На привокзальной площади Мария замерла потрясенная. Большой город Чернигов, казалось, куда уж больше, а с Киевом не сравнится. Людей вокруг тысячи, как в муравейнике. Кто бежит, кто знакомых зовет. Кричат, толкаются. Трамваи звенят, извозчики прямо на тебя прутся, того и гляди раздавят. Рядом девчонки стоят, смеются и смех у них беззаботный, прозрачный, кажется, что воздух от него колышется. Она так смеяться не умела.

А над площадью, над заводом, что слева виднелся, над всем городом повисло огромное яркое солнце. Оно обливало рыжую, еще не просохшую, по-весеннему обнаженную землю. И небо было синее-синее. Оно отражалось в многочисленных лужах. А у ног весело чирикали воробьи. Радовались весне.

Идти Марии было некуда. Она долго стояла посреди площади, с любопытством смотрела по сторонам, прислушивалась к разговорам. Правда, дала ей хозяйка один адресок. Долго о нем молчала, но когда прощались и Мария расплакалась, не выдержала, сказала:

– У меня в Киеве тетка живет на Фундуклеевской, тридцать пять. Клавдия Алексеевна Апполонская. Почти два года нет от нее ни слуху, ни духу. Возможно и переехала куда-нибудь.

Но Мария адрес запомнила.

За два года жизни в Чернигове она выровнялась, похорошела. Хоть и невелика росточком, но ходит прямо, груди из-под жакетки вперед торчат, как фонари у извозчика. Коса материнская, черная, рукой не обхватишь, зубы белые, крепкие. А на ногах сапоги, что мать подарила. Уберегла, не сносила. Внезапно увидела рядом с собой мужчину. В кепочке, пальто суконное, а в руках чемоданчик. Сразу поняла – городской.

– Скажите, гражданин хороший, куда мне до Фундуклеевской идти?

– С приездом, мамзель, – сказал мужчина. – С благополучным прибытием. В какой отель прикажете сопроводить? В «Континенталь», в «Асторию»?

– Чего-чего? – сурово переспросила она. – В какой такой отель? Мне на Фундуклеевскую.

– Ах, на Фундуклеевскую? К близким родственникам? Ждут не дождутся дорогую племянницу из села? – весело продолжал мужчина, рассматривая Марию. – И мне по пути. Вот как раз и трамвай подали. Руку, баронесса.

Мужчина ей понравился. Молодой, бойкий, веселый. На подбородке ямочка, глаза серые, озорные. Но кто его знает, что у него на уме. Хорошо помнила наказ матери: «В городе нашего брата селянина завсегда норовят обворовать, облапошить. Не верь, дочка, никому. И себя соблюдай».

Поэтому в трамвае сидела прямо. Губы поджаты, глаза настороженные и все время будто ненароком за грудь себя трогала. Там за лифчиком лежали завернутые в тряпочку все ее сбережения – сорок миллионов рублей ассигнациями.

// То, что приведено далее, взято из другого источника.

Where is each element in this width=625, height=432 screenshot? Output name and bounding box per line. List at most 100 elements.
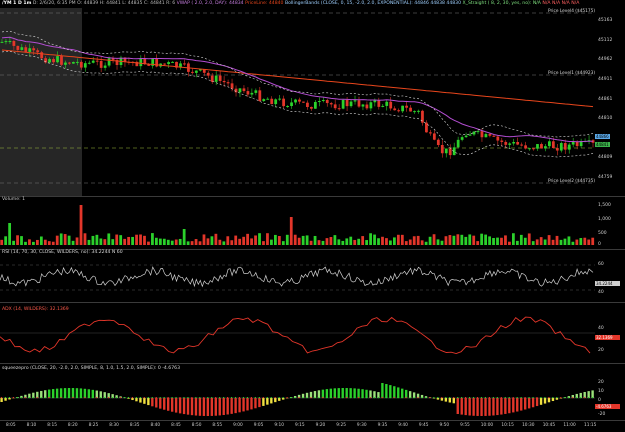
volume-tick: 1,000 (598, 217, 611, 222)
squeeze-bar (135, 398, 138, 402)
volume-bar (492, 237, 495, 245)
squeeze-bar (250, 398, 253, 410)
volume-bar (158, 238, 162, 245)
volume-bar (8, 223, 12, 245)
squeeze-dot (342, 397, 344, 399)
volume-bar (412, 236, 416, 245)
squeeze-dot (552, 397, 554, 399)
candle-body (329, 103, 333, 105)
squeeze-bar (0, 398, 3, 402)
squeeze-bar (480, 398, 483, 416)
volume-bar (4, 236, 8, 245)
volume-bar (404, 241, 408, 245)
squeeze-tick: -20 (598, 412, 606, 417)
volume-bar (174, 239, 178, 245)
candle-body (417, 110, 420, 112)
volume-bar (400, 234, 404, 245)
time-axis[interactable]: 8:05 8:10 8:15 8:20 8:25 8:30 8:35 8:40 8:45 8:50… (0, 420, 596, 432)
squeeze-bar (313, 391, 317, 398)
squeeze-bar (131, 398, 134, 401)
squeeze-dot (540, 397, 542, 399)
candle-body (480, 131, 484, 138)
squeeze-bar (452, 398, 455, 404)
candle-body (555, 148, 559, 151)
price-tick: 44759 (598, 175, 613, 180)
squeeze-dot (286, 397, 288, 399)
volume-bar (527, 233, 531, 245)
squeeze-bar (492, 398, 495, 416)
candle-body (369, 102, 373, 109)
candle-body (397, 110, 401, 112)
lower-band (1, 50, 594, 158)
squeeze-dot (139, 397, 141, 399)
time-tick: 10:15 (501, 423, 514, 428)
candle-body (476, 131, 480, 133)
squeeze-dot (258, 397, 260, 399)
squeeze-dot (175, 397, 177, 399)
volume-bar (341, 240, 345, 245)
adx-chart[interactable] (0, 303, 595, 363)
volume-bar (365, 240, 369, 245)
time-tick: 10:45 (542, 423, 556, 428)
volume-bar (226, 236, 230, 245)
candle-body (163, 63, 167, 65)
squeeze-dot (568, 397, 570, 399)
volume-bar (480, 233, 484, 245)
candle-body (99, 60, 103, 68)
candle-body (381, 105, 385, 107)
candle-body (242, 88, 246, 92)
squeeze-dot (250, 397, 252, 399)
volume-bar (345, 238, 349, 245)
volume-bar (512, 233, 515, 245)
candle-body (575, 141, 579, 147)
squeeze-dot (520, 397, 522, 399)
volume-bar (289, 217, 293, 245)
volume-chart[interactable] (0, 197, 595, 249)
squeeze-bar (484, 398, 487, 416)
squeeze-dot (437, 397, 439, 399)
squeeze-dot (56, 397, 58, 399)
price-tick: 44809 (598, 155, 613, 160)
volume-bar (329, 237, 333, 245)
candle-body (401, 105, 405, 112)
volume-bar (317, 240, 321, 245)
price-chart[interactable] (0, 0, 595, 196)
candle-body (516, 142, 520, 145)
squeeze-dot (322, 397, 324, 399)
volume-bar (99, 238, 103, 245)
squeeze-dot (36, 397, 38, 399)
squeeze-chart[interactable] (0, 364, 595, 420)
time-tick: 9:45 (418, 423, 429, 428)
squeeze-bar (385, 384, 388, 398)
volume-bar (107, 233, 111, 245)
squeeze-dot (516, 397, 518, 399)
squeeze-bar (353, 388, 356, 398)
candle-body (60, 56, 63, 65)
candle-body (56, 56, 59, 63)
candle-body (107, 58, 111, 66)
squeeze-dot (496, 397, 498, 399)
candle-body (8, 41, 12, 43)
candle-body (28, 48, 32, 52)
volume-bar (523, 237, 527, 245)
squeeze-bar (393, 386, 396, 398)
squeeze-bar (591, 390, 594, 398)
candle-body (270, 98, 274, 105)
squeeze-bar (476, 398, 479, 416)
price-level-label: Price Level2 ($44735) (548, 179, 596, 184)
squeeze-bar (174, 398, 178, 413)
squeeze-bar (99, 391, 102, 398)
volume-bar (325, 238, 329, 245)
squeeze-dot (108, 397, 110, 399)
squeeze-bar (278, 398, 281, 401)
squeeze-dot (397, 397, 399, 399)
candle-body (504, 141, 508, 145)
volume-bar (424, 241, 428, 245)
candle-body (313, 101, 317, 109)
volume-bar (488, 236, 491, 245)
squeeze-bar (48, 389, 51, 398)
time-tick: 8:30 (109, 423, 119, 428)
volume-bar (519, 234, 523, 245)
candle-body (448, 148, 452, 156)
rsi-chart[interactable] (0, 250, 595, 300)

– Тебя как зовут, землячка? – расспрашивал мужчина. – Маруся? Мария Стюарт, королева Шотландии? Редчайшее, должен сказать, имя. А я тоже из благородных. Юлиан. Римский император, прозванный отступником. – Он засмеялся, посмотрел на Марию и, заметив напряжение на ее лице, сказал просто: – Ты меня не бойся, дивчина. Я человек солидный. Уполномоченный Махортреста. Езжу по командировкам.

Вышли из трамвая, свернули на Театральную улицу.

– Теперь близко, – сказал Юлиан. – Доставлю к родственникам прямо в их жаркие объятия. А назавтра прошу со мной посетить синематограф «Лира». Идет грандиозный боевик «Авантюристка из Монте-Карло».

Около здания Управления юго-западных железных дорог висело на огромном фанерном щите объявление. Юлиан задержался, стал читать вслух: «Буфетное общество на Юзе в пятницу, 14 апреля по новому стилю, проводит аукцион по продаже участков для станционных буфетных киосков».

– Каких киосков? – не поняла Мария.

– Железнодорожных буфетов, что есть на каждой станции, – объяснил Юлиан. – А тебе это зачем?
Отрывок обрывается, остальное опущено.